“Quand on vit dans une énorme insécurité politique et économique, la question de l’identité est très importante. Et l’identité, la culture et l’art sont liés.” Henning Mankell
Son nom est carrément imprononçable. Est-ce pour cette raison que l’État d’Oaxaca reste discret dans le panorama du tourisme au Mexique ? Il ne rassemble qu’une infime partie de la population sur un minuscule territoire. Il se situe à la dernière place en termes du revenu par tête d’habitant. C’est parait-il ici, dans cet État, que le maïs a été domestiqué pour la première fois. C’est devenu l’aliment incontournable de toute l’Amérique latine. « Sin Maiz, no hay pais » dit-on ici. C’est également à Oaxaca qu’est née la première cité précolombienne, celle de Monte Alban, capitale des zatopèques, où on a trouvé en 1932 un trésor qui rivalise avec celui de Toutanthamon. C’est également à Oaxaca que se trouve la plus grande offre de variétés de langues et d’ethnies différentes. Il y a les Zapothèques et leurs ennemis mixtèques, les Zoques, les Cuicathèques, les Mazathèques et les Chinantèques.
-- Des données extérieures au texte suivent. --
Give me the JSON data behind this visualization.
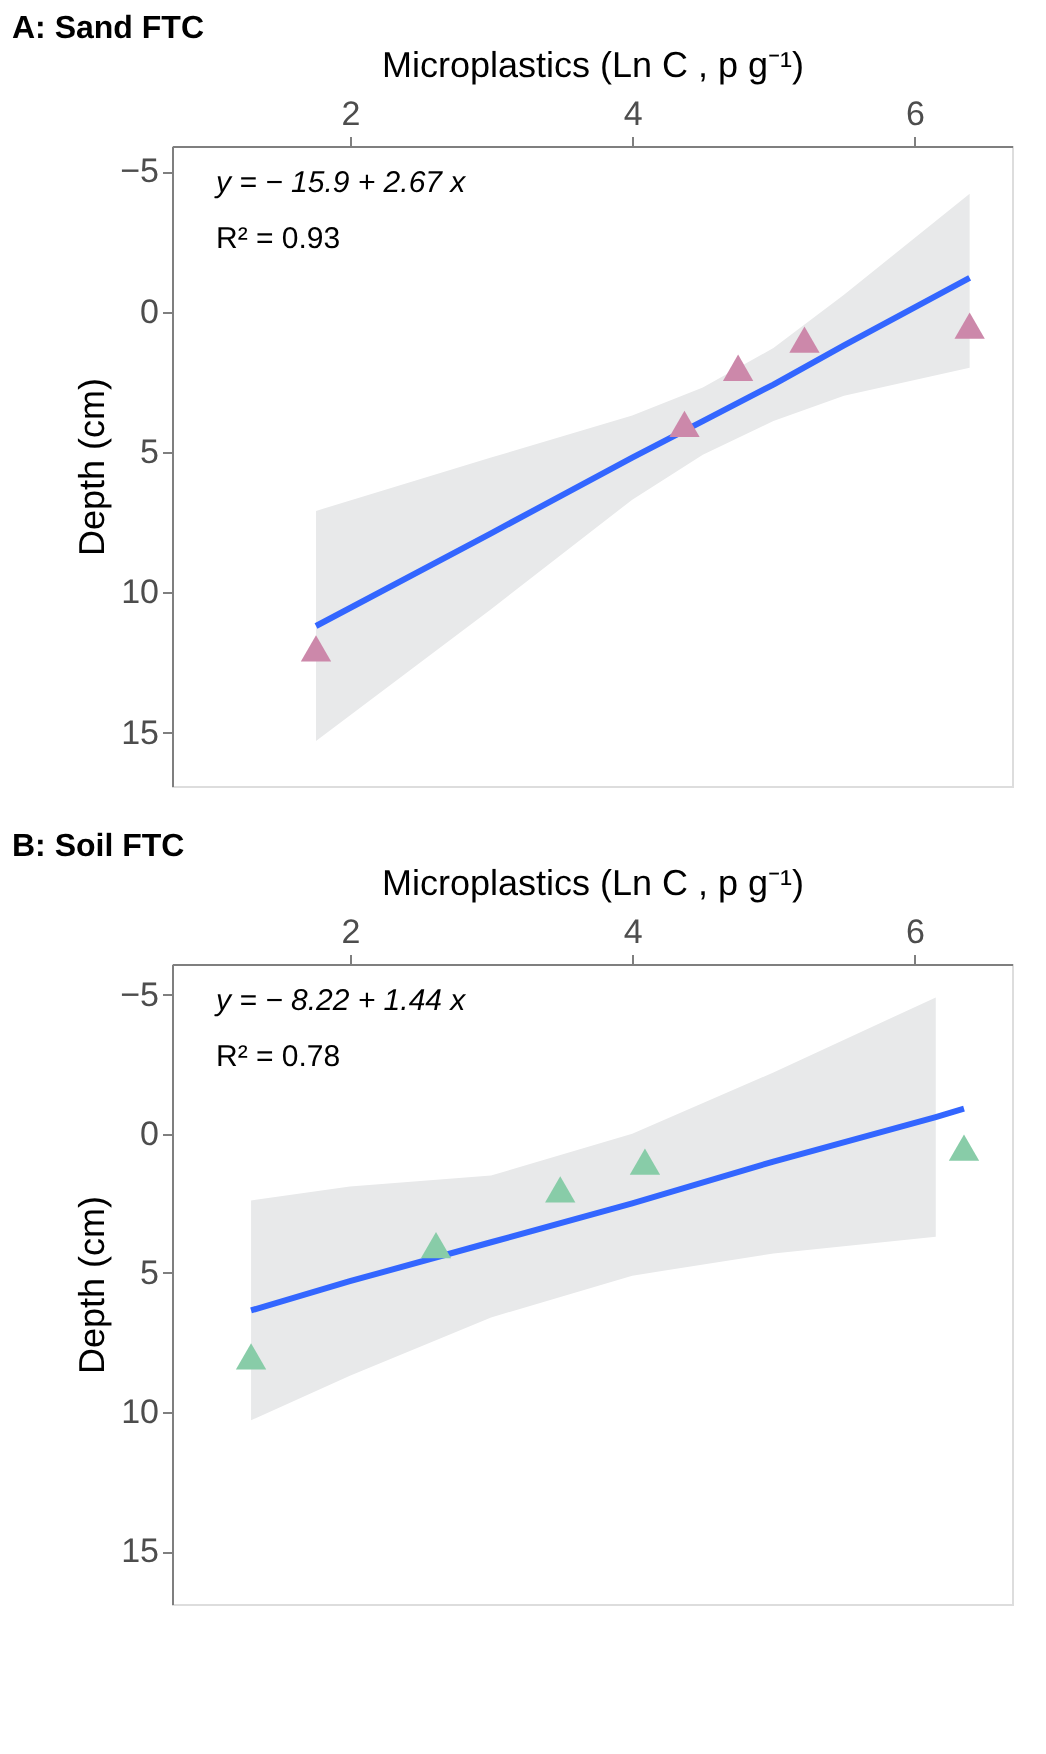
{
  "chart_data": [
    {
      "type": "scatter",
      "title": "A: Sand FTC",
      "xlabel": "Microplastics (Ln C , p g⁻¹)",
      "ylabel": "Depth (cm)",
      "xlim": [
        0.74,
        6.69
      ],
      "ylim": [
        16.9,
        -5.9
      ],
      "xticks": [
        2,
        4,
        6
      ],
      "yticks": [
        {
          "value": -5,
          "label": "−5"
        },
        0,
        5,
        10,
        15
      ],
      "grid": false,
      "annotations": [
        "y = − 15.9 + 2.67 x",
        "R² = 0.93"
      ],
      "series": [
        {
          "marker": "triangle",
          "color": "#cc88aa",
          "x": [
            1.76,
            4.37,
            4.75,
            5.22,
            6.39
          ],
          "values": [
            12,
            4,
            2,
            1,
            0.5
          ]
        },
        {
          "type": "line",
          "color": "#3366ff",
          "line_style": "solid",
          "x": [
            1.76,
            3,
            4,
            4.5,
            5,
            5.5,
            6.39
          ],
          "values": [
            11.2,
            7.9,
            5.2,
            3.9,
            2.6,
            1.2,
            -1.2
          ],
          "lower": [
            7.1,
            5.2,
            3.7,
            2.7,
            1.3,
            -0.6,
            -4.2
          ],
          "upper": [
            15.3,
            10.6,
            6.7,
            5.1,
            3.9,
            3.0,
            2.0
          ]
        }
      ]
    },
    {
      "type": "scatter",
      "title": "B: Soil FTC",
      "xlabel": "Microplastics (Ln C , p g⁻¹)",
      "ylabel": "Depth (cm)",
      "xlim": [
        0.74,
        6.69
      ],
      "ylim": [
        16.9,
        -6.1
      ],
      "xticks": [
        2,
        4,
        6
      ],
      "yticks": [
        {
          "value": -5,
          "label": "−5"
        },
        0,
        5,
        10,
        15
      ],
      "grid": false,
      "annotations": [
        "y = − 8.22 + 1.44 x",
        "R² = 0.78"
      ],
      "series": [
        {
          "marker": "triangle",
          "color": "#88cca8",
          "x": [
            1.3,
            2.61,
            3.49,
            4.09,
            6.35
          ],
          "values": [
            8,
            4,
            2,
            1,
            0.5
          ]
        },
        {
          "type": "line",
          "color": "#3366ff",
          "line_style": "solid",
          "x": [
            1.3,
            2,
            3,
            4,
            5,
            6.15,
            6.35
          ],
          "values": [
            6.35,
            5.3,
            3.9,
            2.5,
            1.0,
            -0.6,
            -0.9
          ],
          "lower": [
            2.4,
            1.9,
            1.5,
            0.0,
            -2.2,
            -4.9,
            null
          ],
          "upper": [
            10.3,
            8.7,
            6.6,
            5.1,
            4.3,
            3.7,
            null
          ]
        }
      ]
    }
  ]
}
C’est à Oaxaca que la teinture de cochenille, ce rouge profond jamais obtenu ailleurs, a connu son heure de gloire. L’armée britannique a pu voler cette invention pour teindre les habits cardinalices et les jaquettes des militaires. C’est à Oaxaca que l’on fabrique le meilleur mezcal, que Frida Kahlo aimait tant vider d’un seul trait, brûlant la politesse à Diego Rivera et à Léon Trotsky. Oaxaca est enfin la cité de la gastronomie mexicaine et la capitale de la transformation du cacao. Voilà suffisamment de raisons pour accorder son attention à cette terre qui s’étend du Pacifique aux hautes terres mayas, jusqu’à l’isthme de Tehuantepec.
Et la violence ? Le Mexique défraie constamment la chronique avec ses narcotrafiquants et Oaxaca a fait parler d’elle avec le soulèvement des maîtres d’école en 2006, qui a donné naissance à la révolte populaire de 2008. Tout au long de mon séjour dans cet État, pas une fois j’ai senti l’obligation de me protéger.
J’ai appris sur place que cette ville a accueilli Pieyre de Mandiargues, D.H. Lawrence, Malcom Lowry, le cinéaste Eisenstein et le chanteur Jim Morrison. Ça ne doit pas être le fruit du hasard. Si Oaxaca a su se placer aux premières loges de la scène artistique contemporaine, elle n’oublie pas son passé. Inscrite au patrimoine de l’Unesco depuis 1987, elle a permis à ses habitants de retrouver des savoirs ancestraux.
Cette fusion d’hier et d’aujourd’hui, cette juxtaposition du peintre qui ne connait pas un seul mot d’espagnol et du designer dernier cri, n’est nulle part aussi frappante qu’à Oaxaca. Un atout maître en cette époque qui se cherche maladroitement des racines et des identités factices.